Hi Zen,

Quote Originally Posted by zenpundit View Post
You can only fight to the degree and for so long as you can afford to pay for the kind of fighting that you are doing. Different kinds of fighting incurs different sets of costs. Paying enormous costs for marginal strategic results is not "winning". Ignoring fundamental economic trade-offs in selecting military tactics and operational approaches is simply stupid. This is not an argument for doing nothing, but to do it with eyes open and with a long-term perspective.
In general, I would agree. The devil, however, is in the details and, let's face it, the details in both Iraq and Afghanistan morphed into the construction of "democracies" which was not part of the original, political calculus of cost; neither were the "insurgencies" .

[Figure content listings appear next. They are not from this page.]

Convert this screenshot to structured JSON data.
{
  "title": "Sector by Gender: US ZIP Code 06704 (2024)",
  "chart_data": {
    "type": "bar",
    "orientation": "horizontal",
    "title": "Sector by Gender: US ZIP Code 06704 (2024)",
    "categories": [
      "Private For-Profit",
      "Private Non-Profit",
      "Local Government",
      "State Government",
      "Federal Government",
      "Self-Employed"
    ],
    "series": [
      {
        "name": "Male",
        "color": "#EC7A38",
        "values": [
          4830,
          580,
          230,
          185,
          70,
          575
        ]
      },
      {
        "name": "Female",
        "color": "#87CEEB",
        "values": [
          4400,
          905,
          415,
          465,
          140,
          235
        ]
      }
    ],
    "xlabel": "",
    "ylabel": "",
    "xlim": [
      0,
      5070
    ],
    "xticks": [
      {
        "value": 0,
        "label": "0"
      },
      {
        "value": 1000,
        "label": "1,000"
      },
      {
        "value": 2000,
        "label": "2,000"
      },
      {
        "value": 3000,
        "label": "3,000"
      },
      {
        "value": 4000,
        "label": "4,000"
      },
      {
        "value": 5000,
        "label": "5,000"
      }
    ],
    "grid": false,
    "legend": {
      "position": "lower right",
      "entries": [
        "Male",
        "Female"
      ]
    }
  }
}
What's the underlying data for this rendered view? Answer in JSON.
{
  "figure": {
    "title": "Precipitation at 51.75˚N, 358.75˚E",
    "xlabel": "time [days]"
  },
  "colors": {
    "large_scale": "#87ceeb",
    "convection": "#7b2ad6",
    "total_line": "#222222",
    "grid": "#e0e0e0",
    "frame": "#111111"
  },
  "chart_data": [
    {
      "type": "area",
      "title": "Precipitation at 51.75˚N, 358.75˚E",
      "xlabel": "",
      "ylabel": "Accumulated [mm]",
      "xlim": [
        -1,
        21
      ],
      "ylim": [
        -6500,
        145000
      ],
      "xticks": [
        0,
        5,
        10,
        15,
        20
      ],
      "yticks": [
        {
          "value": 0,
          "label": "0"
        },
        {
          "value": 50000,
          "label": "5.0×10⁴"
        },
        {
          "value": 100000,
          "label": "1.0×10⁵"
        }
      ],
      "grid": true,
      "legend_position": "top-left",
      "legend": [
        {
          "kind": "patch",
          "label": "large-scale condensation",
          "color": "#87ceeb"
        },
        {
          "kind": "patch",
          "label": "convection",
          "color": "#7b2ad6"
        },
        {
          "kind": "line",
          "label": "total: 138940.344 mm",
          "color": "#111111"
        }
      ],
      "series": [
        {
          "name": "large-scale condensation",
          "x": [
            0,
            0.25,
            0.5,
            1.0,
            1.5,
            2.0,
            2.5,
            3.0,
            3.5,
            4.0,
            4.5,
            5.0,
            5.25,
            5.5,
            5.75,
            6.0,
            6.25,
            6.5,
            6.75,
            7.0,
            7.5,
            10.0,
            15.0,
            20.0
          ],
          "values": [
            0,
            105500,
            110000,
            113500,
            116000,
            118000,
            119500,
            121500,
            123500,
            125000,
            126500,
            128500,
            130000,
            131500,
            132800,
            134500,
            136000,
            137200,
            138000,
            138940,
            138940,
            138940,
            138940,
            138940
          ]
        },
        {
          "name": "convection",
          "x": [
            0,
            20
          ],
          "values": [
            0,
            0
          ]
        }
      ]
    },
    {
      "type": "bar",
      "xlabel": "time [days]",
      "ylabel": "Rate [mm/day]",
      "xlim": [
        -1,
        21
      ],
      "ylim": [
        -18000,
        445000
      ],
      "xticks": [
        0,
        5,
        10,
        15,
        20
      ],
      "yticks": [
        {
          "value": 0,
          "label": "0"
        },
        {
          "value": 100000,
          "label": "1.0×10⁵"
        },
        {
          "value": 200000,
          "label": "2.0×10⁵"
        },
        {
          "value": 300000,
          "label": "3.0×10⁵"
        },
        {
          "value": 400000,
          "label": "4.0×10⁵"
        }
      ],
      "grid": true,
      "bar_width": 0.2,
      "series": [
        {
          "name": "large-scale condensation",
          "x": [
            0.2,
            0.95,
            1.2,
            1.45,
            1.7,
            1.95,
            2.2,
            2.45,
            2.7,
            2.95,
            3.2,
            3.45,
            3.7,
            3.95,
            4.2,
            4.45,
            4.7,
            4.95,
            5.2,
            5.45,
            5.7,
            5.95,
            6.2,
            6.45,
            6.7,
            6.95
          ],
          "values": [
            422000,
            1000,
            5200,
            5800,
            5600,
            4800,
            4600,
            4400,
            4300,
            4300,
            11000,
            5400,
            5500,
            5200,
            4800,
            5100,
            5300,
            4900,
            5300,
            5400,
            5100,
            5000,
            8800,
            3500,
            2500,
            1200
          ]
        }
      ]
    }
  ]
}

Could the initial, "conventional" political objectives have been met with smaller groups? Sure, they were initially in Afghanistan. Unfortunately, he is forgetting about other potential competitors and about the time lag (and cost!) on retraining and re-equipping. You fight with what you have, and only modify to the point that it doesn't negatively impact your global position (that negative ROI point).

Quote Originally Posted by zenpundit View Post
Burning a giant pile of money sheds light and heat and looks impressive but if it damaging your economy rather than your enemy then you are working hard to defeat yourself.
Agreed, and that is one of the constants on how to attack the US over the past 50 years or so. That being said, then why has the response to the economic "warfare" of various and sundry financial institutions not been dealt with in a similar manner? Why is he not advocating swarming by accountants which, IMHO, would have far more effect!

I'm going to stick with my initial interpretation of his economic argument as a red herring. He has included it only in a "rhetoric of rectitude" and excluded the broader systems in which it is embedded. as a piece of rhetoric, it's a moderately telling point, but as a piece of rational analysis it is trivial.